Arrows of Time for Large Language Models
Vassilis Papadopoulos, Jérémie Wenger, Clément Hongler
TL;DR
The paper investigates Arrow of Time (AoT) in autoregressive Large Language Models by contrasting forward next-token prediction with backward previous-token prediction, formalizing time-directional measures $\mathbb{P}_n^{\rightarrow}$ and $\mathbb{P}_n^{\leftarrow}$ and their cross-entropy losses. Through large-scale natural-language experiments across languages, architectures, and context lengths, it reveals a consistent FW AoT where forward losses are lower than backward ones, with magnitude scaling with context length and model size. It complements these results with synthetic computability-theoretic constructions (e.g., $p\times q\leftrightarrow\mathrm{rev}(pq)$ and linear sparse circuits) that illustrate how information-preserving but hard-to-invert mappings can produce AoT due to sparsity and computational complexity.
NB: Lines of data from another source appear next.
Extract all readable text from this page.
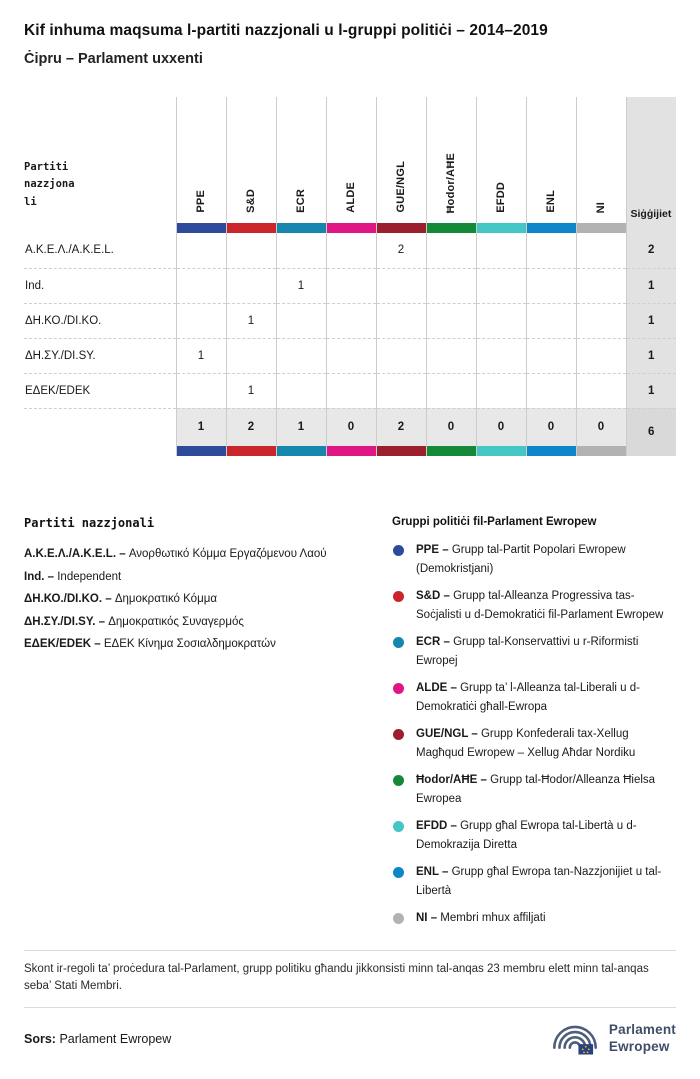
Kif inhuma maqsuma l-partiti nazzjonali u l-gruppi politiċi – 2014–2019
Ċipru – Parlament uxxenti
Partiti nazzjonali	PPE	S&D	ECR	ALDE	GUE/NGL	Ħodor/AĦE	EFDD	ENL	NI	Siġġijiet

Α.Κ.Ε.Λ./A.K.E.L.					2					2
Ind.			1							1
ΔΗ.ΚΟ./DI.KO.		1								1
ΔΗ.ΣΥ./DI.SY.	1									1
ΕΔΕΚ/EDEK		1								1
	1	2	1	0	2	0	0	0	0	6

Partiti nazzjonali
Α.Κ.Ε.Λ./A.K.E.L. – Ανορθωτικό Κόμμα Εργαζόμενου Λαού
Ind. – Independent
ΔΗ.ΚΟ./DI.KO. – Δημοκρατικό Κόμμα
ΔΗ.ΣΥ./DI.SY. – Δημοκρατικός Συναγερμός
ΕΔΕΚ/EDEK – ΕΔΕΚ Κίνημα Σοσιαλδημοκρατών
Gruppi politiċi fil-Parlament Ewropew

PPE – Grupp tal-Partit Popolari Ewropew (Demokristjani)

S&D – Grupp tal-Alleanza Progressiva tas-Soċjalisti u d-Demokratiċi fil-Parlament Ewropew

ECR – Grupp tal-Konservattivi u r-Riformisti Ewropej

ALDE – Grupp ta’ l-Alleanza tal-Liberali u d-Demokratiċi għall-Ewropa

GUE/NGL – Grupp Konfederali tax-Xellug Magħqud Ewropew – Xellug Aħdar Nordiku

Ħodor/AĦE – Grupp tal-Ħodor/Alleanza Ħielsa Ewropea

EFDD – Grupp għal Ewropa tal-Libertà u d-Demokrazija Diretta

ENL – Grupp għal Ewropa tan-Nazzjonijiet u tal-Libertà

NI – Membri mhux affiljati

Skont ir-regoli ta’ proċedura tal-Parlament, grupp politiku għandu jikkonsisti minn tal-anqas 23 membru elett minn tal-anqas seba’ Stati Membri.
Sors: Parlament Ewropew
Parlament
Ewropew
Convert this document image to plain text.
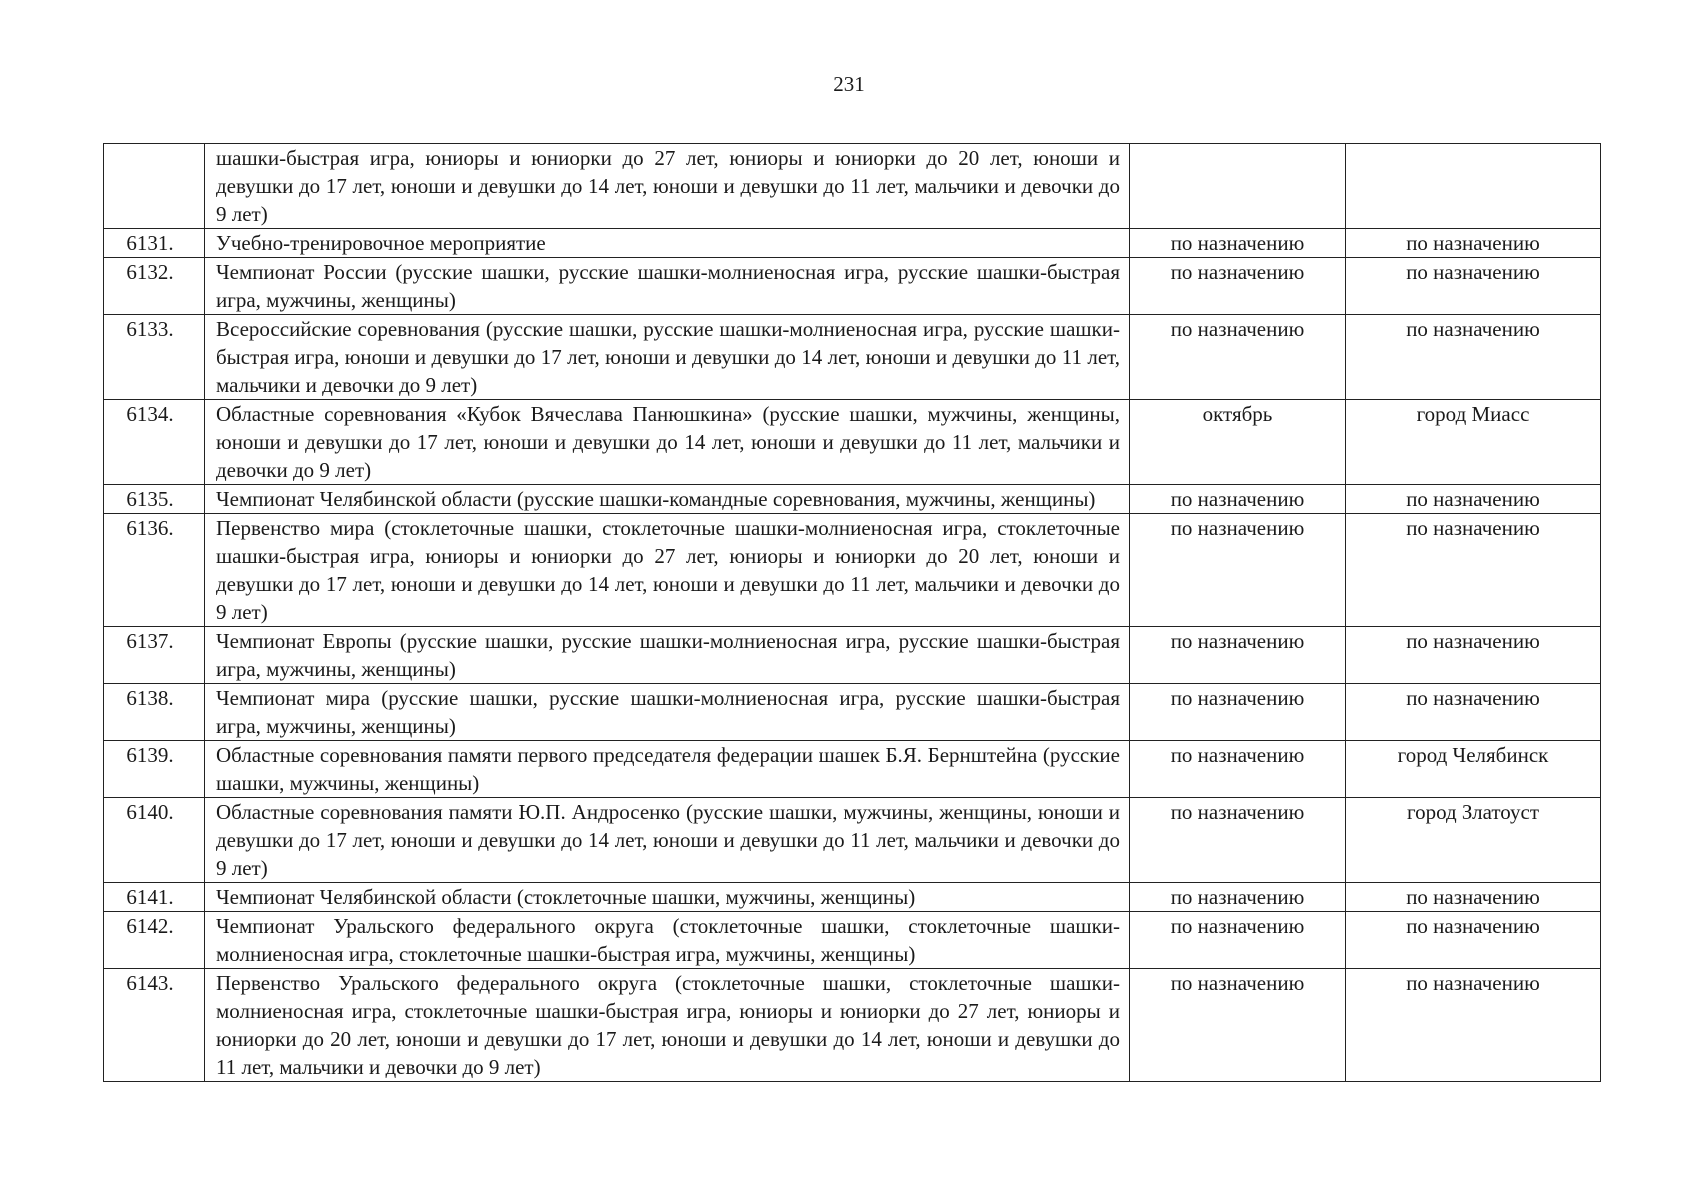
231
	шашки-быстрая игра, юниоры и юниорки до 27 лет, юниоры и юниорки до 20 лет, юноши и девушки до 17 лет, юноши и девушки до 14 лет, юноши и девушки до 11 лет, мальчики и девочки до 9 лет)		
6131.	Учебно-тренировочное мероприятие	по назначению	по назначению
6132.	Чемпионат России (русские шашки, русские шашки-молниеносная игра, русские шашки-быстрая игра, мужчины, женщины)	по назначению	по назначению
6133.	Всероссийские соревнования (русские шашки, русские шашки-молниеносная игра, русские шашки-быстрая игра, юноши и девушки до 17 лет, юноши и девушки до 14 лет, юноши и девушки до 11 лет, мальчики и девочки до 9 лет)	по назначению	по назначению
6134.	Областные соревнования «Кубок Вячеслава Панюшкина» (русские шашки, мужчины, женщины, юноши и девушки до 17 лет, юноши и девушки до 14 лет, юноши и девушки до 11 лет, мальчики и девочки до 9 лет)	октябрь	город Миасс
6135.	Чемпионат Челябинской области (русские шашки-командные соревнования, мужчины, женщины)	по назначению	по назначению
6136.	Первенство мира (стоклеточные шашки, стоклеточные шашки-молниеносная игра, стоклеточные шашки-быстрая игра, юниоры и юниорки до 27 лет, юниоры и юниорки до 20 лет, юноши и девушки до 17 лет, юноши и девушки до 14 лет, юноши и девушки до 11 лет, мальчики и девочки до 9 лет)	по назначению	по назначению
6137.	Чемпионат Европы (русские шашки, русские шашки-молниеносная игра, русские шашки-быстрая игра, мужчины, женщины)	по назначению	по назначению
6138.	Чемпионат мира (русские шашки, русские шашки-молниеносная игра, русские шашки-быстрая игра, мужчины, женщины)	по назначению	по назначению
6139.	Областные соревнования памяти первого председателя федерации шашек Б.Я. Бернштейна (русские шашки, мужчины, женщины)	по назначению	город Челябинск
6140.	Областные соревнования памяти Ю.П. Андросенко (русские шашки, мужчины, женщины, юноши и девушки до 17 лет, юноши и девушки до 14 лет, юноши и девушки до 11 лет, мальчики и девочки до 9 лет)	по назначению	город Златоуст
6141.	Чемпионат Челябинской области (стоклеточные шашки, мужчины, женщины)	по назначению	по назначению
6142.	Чемпионат Уральского федерального округа (стоклеточные шашки, стоклеточные шашки-молниеносная игра, стоклеточные шашки-быстрая игра, мужчины, женщины)	по назначению	по назначению
6143.	Первенство Уральского федерального округа (стоклеточные шашки, стоклеточные шашки-молниеносная игра, стоклеточные шашки-быстрая игра, юниоры и юниорки до 27 лет, юниоры и юниорки до 20 лет, юноши и девушки до 17 лет, юноши и девушки до 14 лет, юноши и девушки до 11 лет, мальчики и девочки до 9 лет)	по назначению	по назначению
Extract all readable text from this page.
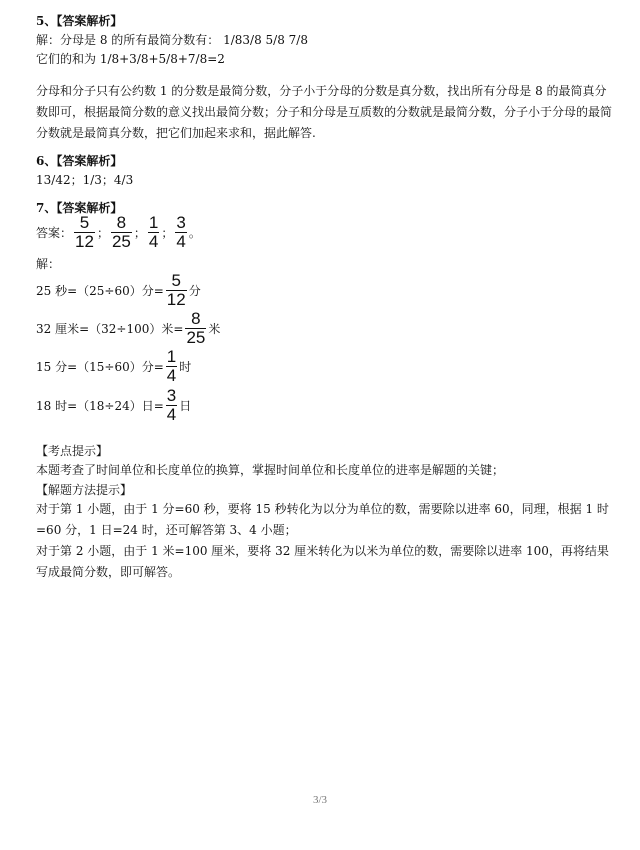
5、【答案解析】
解：分母是 8 的所有最简分数有： 1/83/8 5/8 7/8
它们的和为 1/8+3/8+5/8+7/8=2
分母和分子只有公约数 1 的分数是最简分数，分子小于分母的分数是真分数，找出所有分母是 8 的最简真分数即可，根据最简分数的意义找出最简分数；分子和分母是互质数的分数就是最简分数，分子小于分母的最简分数就是最简真分数，把它们加起来求和，据此解答.
6、【答案解析】
13/42；1/3；4/3
7、【答案解析】
答案： $\frac{5}{12}$ ； $\frac{8}{25}$ ； $\frac{1}{4}$ ； $\frac{3}{4}$ 。
解：
25 秒=（25÷60）分= $\frac{5}{12}$ 分
32 厘米=（32÷100）米= $\frac{8}{25}$ 米
15 分=（15÷60）分= $\frac{1}{4}$ 时
18 时=（18÷24）日= $\frac{3}{4}$ 日
【考点提示】
本题考查了时间单位和长度单位的换算，掌握时间单位和长度单位的进率是解题的关键；
【解题方法提示】
对于第 1 小题，由于 1 分=60 秒，要将 15 秒转化为以分为单位的数，需要除以进率 60，同理，根据 1 时=60 分，1 日=24 时，还可解答第 3、4 小题；
对于第 2 小题，由于 1 米=100 厘米，要将 32 厘米转化为以米为单位的数，需要除以进率 100，再将结果写成最简分数，即可解答。
3/3
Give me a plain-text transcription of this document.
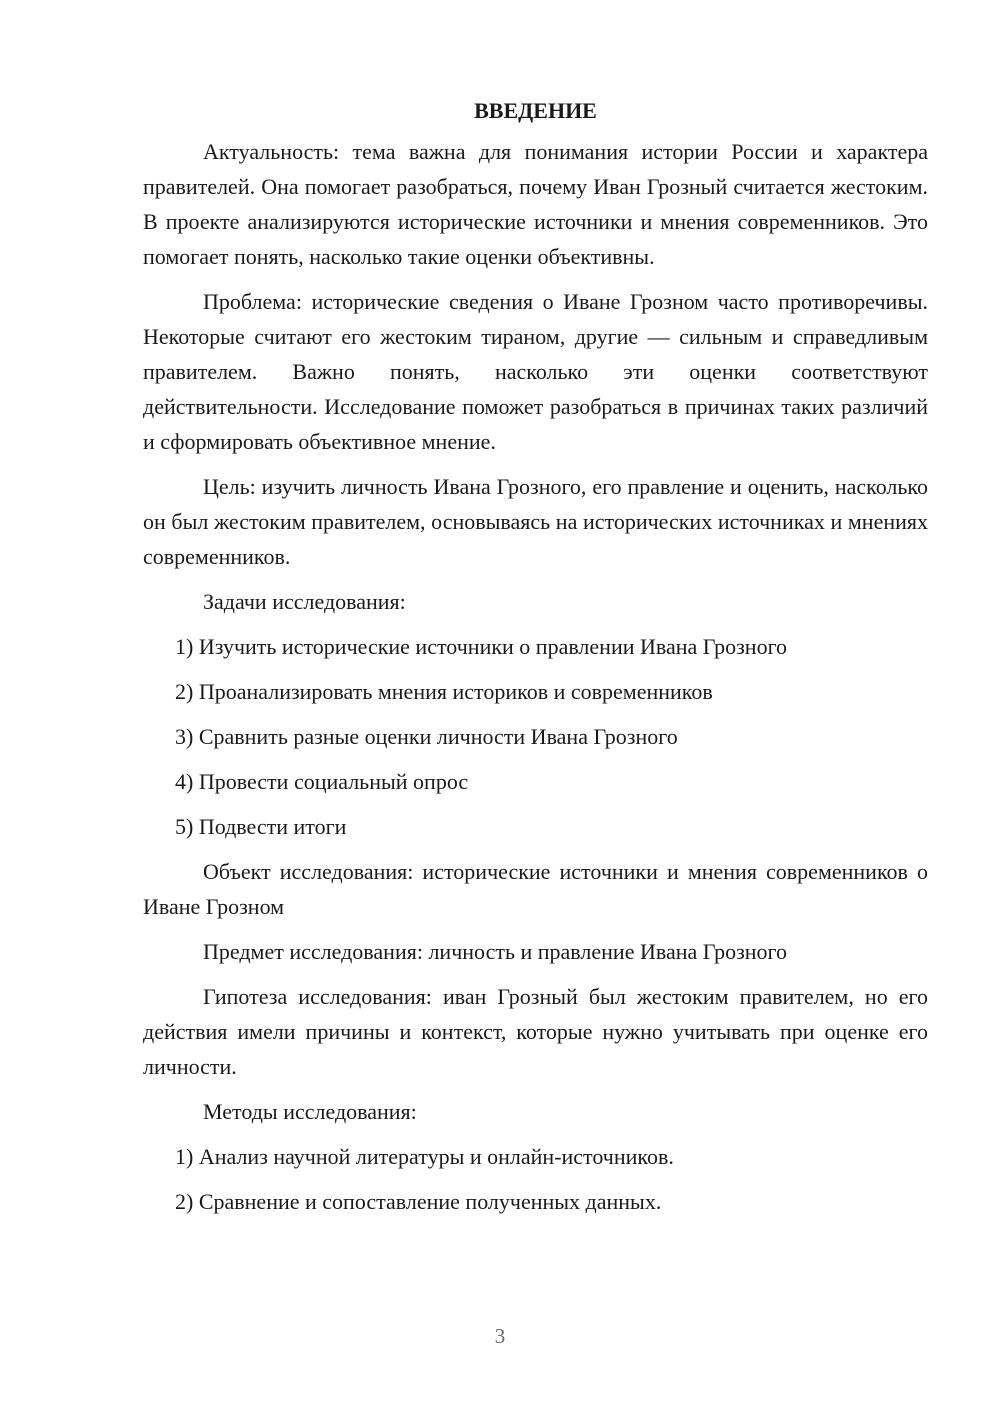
ВВЕДЕНИЕ

Актуальность: тема важна для понимания истории России и характера правителей. Она помогает разобраться, почему Иван Грозный считается жестоким. В проекте анализируются исторические источники и мнения современников. Это помогает понять, насколько такие оценки объективны.

Проблема: исторические сведения о Иване Грозном часто противоречивы. Некоторые считают его жестоким тираном, другие — сильным и справедливым правителем. Важно понять, насколько эти оценки соответствуют действительности. Исследование поможет разобраться в причинах таких различий и сформировать объективное мнение.

Цель: изучить личность Ивана Грозного, его правление и оценить, насколько он был жестоким правителем, основываясь на исторических источниках и мнениях современников.

Задачи исследования:

1) Изучить исторические источники о правлении Ивана Грозного

2) Проанализировать мнения историков и современников

3) Сравнить разные оценки личности Ивана Грозного

4) Провести социальный опрос

5) Подвести итоги

Объект исследования: исторические источники и мнения современников о Иване Грозном

Предмет исследования: личность и правление Ивана Грозного

Гипотеза исследования: иван Грозный был жестоким правителем, но его действия имели причины и контекст, которые нужно учитывать при оценке его личности.

Методы исследования:

1) Анализ научной литературы и онлайн-источников.

2) Сравнение и сопоставление полученных данных.

3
The work argues that AoT reflects fundamental long-range structure in natural language data and provides a framework linking causality, information theory, and complexity to learnability differences under time reversal, with potential implications for understanding language structure and guiding model design. Key implications include the universality of FW AoT across languages and models, the role of long-range dependencies in AoT magnitudes, and the possibility of connecting AoT to broader notions of complexity and irreversibility in data-driven learning.
Abstract
We study the probabilistic modeling performed by Autoregressive Large Language Models (LLMs) through the angle of time directionality, addressing a question first raised in (Shannon, 1951). For large enough models, we empirically find a time asymmetry in their ability to learn natural language: a difference in the average log-perplexity when trying to predict the next token versus when trying to predict the previous one. This difference is at the same time subtle and very consistent across various modalities (language, model size, training time, ...). Theoretically, this is surprising: from an information-theoretic point of view, there should be no such difference. We provide a theoretical framework to explain how such an asymmetry can appear from sparsity and computational complexity considerations, and outline a number of perspectives opened by our results.